Ve bu duyu organına ve arşivine sahip değilseniz, buna bağlı belirli bir dizi izlenim yoksa hiçbir şey yapılamaz.

Kabalistik Bilgi Aktarmak İçin Diller

Yorum: Zohar Kitabı‘nda pek çok farklı isim var, ancak Baal HaSulam, özellikle Talmud Eser Sefirot’ta daha fazla manevi terminolojiye sahiptir.

Cevabım: Fark nedir? Bu sadece bir tanımlama. Manevi dünyayı tanımlamak için dört dilimiz var: Tora’nın dili, Talmud’un dili, efsanelerin dili ve Kabalistik dil.

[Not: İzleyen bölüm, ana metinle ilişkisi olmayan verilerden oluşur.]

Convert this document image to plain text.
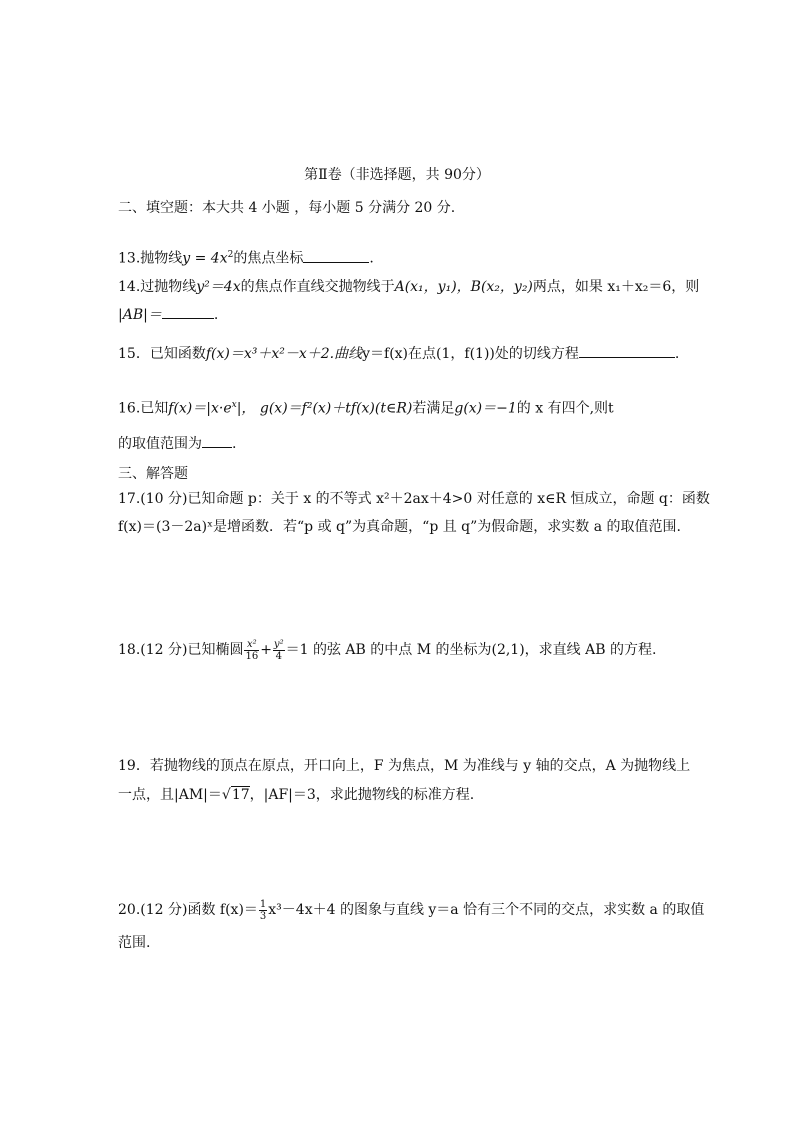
第Ⅱ卷（非选择题，共 90分）
二、填空题：本大共 4 小题 ，每小题 5 分满分 20 分.
13.抛物线$y = 4x^2$的焦点坐标	.
14.过抛物线y²＝4x的焦点作直线交抛物线于A(x₁，y₁)，B(x₂，y₂)两点，如果 x₁＋x₂＝6，则
|AB|＝	.
15．已知函数f(x)＝x³＋x²－x＋2.曲线y＝f(x)在点(1，f(1))处的切线方程	.
16.已知$f(x)=|x\cdot e^x|$， g(x)＝f²(x)＋tf(x)(t∈R)若满足g(x)＝−1的 x 有四个,则t
的取值范围为 .
三、解答题
17.(10 分)已知命题 p：关于 x 的不等式 x²＋2ax＋4>0 对任意的 x∈R 恒成立，命题 q：函数
f(x)＝(3－2a)ˣ是增函数．若“p 或 q”为真命题，“p 且 q”为假命题，求实数 a 的取值范围.
18.(12 分)已知椭圆 $\frac{\text{x²}}{16} + \frac{\text{y²}}{4} =1$ 的弦 AB 的中点 M 的坐标为(2,1)，求直线 AB 的方程.
19．若抛物线的顶点在原点，开口向上，F 为焦点，M 为准线与 y 轴的交点，A 为抛物线上
一点，且|AM|＝√17，|AF|＝3，求此抛物线的标准方程.
20.(12 分)函数 $f(x)= \frac{1}{3} x^3-4x+4$ 的图象与直线 y＝a 恰有三个不同的交点，求实数 a 的取值
范围.
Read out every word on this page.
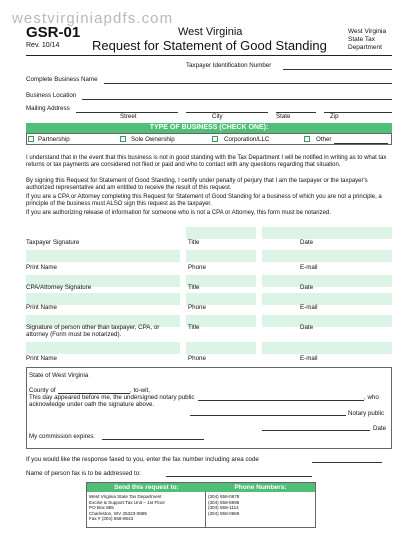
westvirginiapdfs.com
GSR-01
Rev. 10/14
West Virginia
Request for Statement of Good Standing
West Virginia
State Tax
Department
Taxpayer Identification Number
Complete Business Name
Business Location
Mailing Address
Street	City	State	Zip
TYPE OF BUSINESS (CHECK ONE):
Partnership	Sole Ownership	Corporation/LLC	Other
I understand that in the event that this business is not in good standing with the Tax Department I will be notified in writing as to what tax returns or tax payments are considered not filed or paid and who to contact with any questions regarding that situation.
By signing this Request for Statement of Good Standing, I certify under penalty of perjury that I am the taxpayer or the taxpayer's authorized representative and am entitled to receive the result of this request.
If you are a CPA or Attorney completing this Request for Statement of Good Standing for a business of which you are not a principle, a principle of the business must ALSO sign this request as the taxpayer.
If you are authorizing release of information for someone who is not a CPA or Attorney, this form must be notarized.
Taxpayer Signature	Title	Date
Print Name	Phone	E-mail
CPA/Attorney Signature	Title	Date
Print Name	Phone	E-mail
Signature of person other than taxpayer, CPA, or attorney (Form must be notarized).
Title	Date
Print Name	Phone	E-mail
State of West Virginia
County of	, to-wit,
This day appeared before me, the undersigned notary public	, who
acknowledge under oath the signature above.
Notary public
Date
My commission expires:
If you would like the response faxed to you, enter the fax number including area code
Name of person fax is to be addressed to:
Send this request to:	Phone Numbers:
West Virginia State Tax Department
Excise & Support Tax Unit – 1st Floor
PO Box 885
Charleston, WV 25323-0885
Fax # (304) 558-8643
(304) 558-0678
(304) 558-8695
(304) 558-1114
(304) 558-0659
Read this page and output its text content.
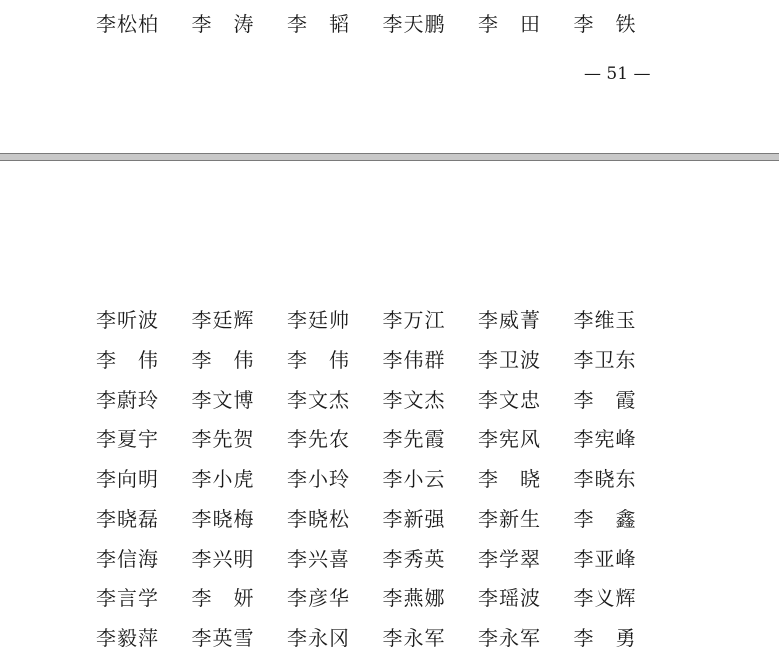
李松柏	李　涛	李　韬	李天鹏	李　田	李　铁
— 51 —
李听波	李廷辉	李廷帅	李万江	李威菁	李维玉
李　伟	李　伟	李　伟	李伟群	李卫波	李卫东
李蔚玲	李文博	李文杰	李文杰	李文忠	李　霞
李夏宇	李先贺	李先农	李先霞	李宪风	李宪峰
李向明	李小虎	李小玲	李小云	李　晓	李晓东
李晓磊	李晓梅	李晓松	李新强	李新生	李　鑫
李信海	李兴明	李兴喜	李秀英	李学翠	李亚峰
李言学	李　妍	李彦华	李燕娜	李瑶波	李义辉
李毅萍	李英雪	李永冈	李永军	李永军	李　勇
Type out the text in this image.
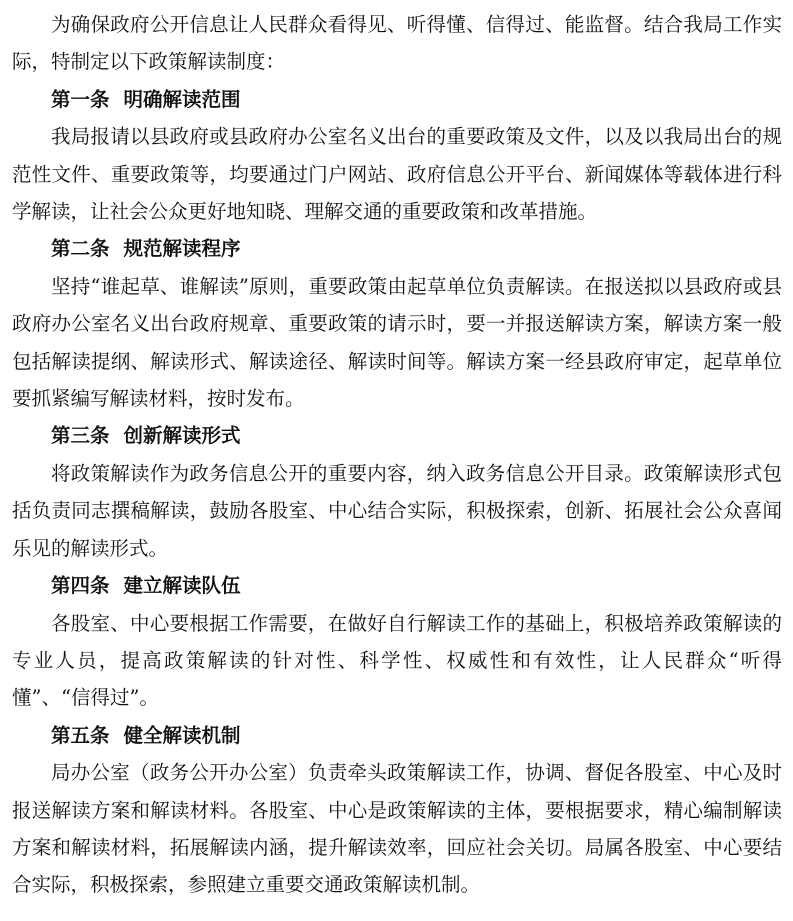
为确保政府公开信息让人民群众看得见、听得懂、信得过、能监督。结合我局工作实际，特制定以下政策解读制度：

第一条 明确解读范围

我局报请以县政府或县政府办公室名义出台的重要政策及文件，以及以我局出台的规范性文件、重要政策等，均要通过门户网站、政府信息公开平台、新闻媒体等载体进行科学解读，让社会公众更好地知晓、理解交通的重要政策和改革措施。

第二条 规范解读程序

坚持“谁起草、谁解读”原则，重要政策由起草单位负责解读。在报送拟以县政府或县政府办公室名义出台政府规章、重要政策的请示时，要一并报送解读方案，解读方案一般包括解读提纲、解读形式、解读途径、解读时间等。解读方案一经县政府审定，起草单位要抓紧编写解读材料，按时发布。

第三条 创新解读形式

将政策解读作为政务信息公开的重要内容，纳入政务信息公开目录。政策解读形式包括负责同志撰稿解读，鼓励各股室、中心结合实际，积极探索，创新、拓展社会公众喜闻乐见的解读形式。

第四条 建立解读队伍

各股室、中心要根据工作需要，在做好自行解读工作的基础上，积极培养政策解读的专业人员，提高政策解读的针对性、科学性、权威性和有效性，让人民群众“听得懂”、“信得过”。

第五条 健全解读机制

局办公室（政务公开办公室）负责牵头政策解读工作，协调、督促各股室、中心及时报送解读方案和解读材料。各股室、中心是政策解读的主体，要根据要求，精心编制解读方案和解读材料，拓展解读内涵，提升解读效率，回应社会关切。局属各股室、中心要结合实际，积极探索，参照建立重要交通政策解读机制。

Kabalistik dil en doğrudur çünkü tüm seviyeleri, nitelikleri ve etkileşimleri matematiksel ve fiziksel olarak tarif eder. Elbette bu lirik bir dil değil; bu kuru bir dildir. Ama ne yapabiliriz? Bilimde bu hep böyledir!

Diyelim ki şimdi ağlıyorsunuz ve üzgün hissediyorsunuz. “Ona on gram filan şeyden verin” diyorum. Sana enjekte ediyorlar, sen sakinleşiyorsun ve ben diyorum ki: “Şimdi bu heyecan seviyesinden şu heyecan seviyeye indi.”

Zohar, ne kadar “enjeksiyona” ihtiyacınız olduğunu ve hangi seviyeden hangi seviyeye ineceğinizi işte böyle anlatır. Ama aynı zamanda, duyularınızı aktarmaz. Ancak farklı bir formda yani farklı bir tanımla bunları aktaracaktır.

Bu nedenle fark etmez çünkü aynı şeyden bahsediyoruz; sadece kişiye farklı açılardan yaklaşıyoruz.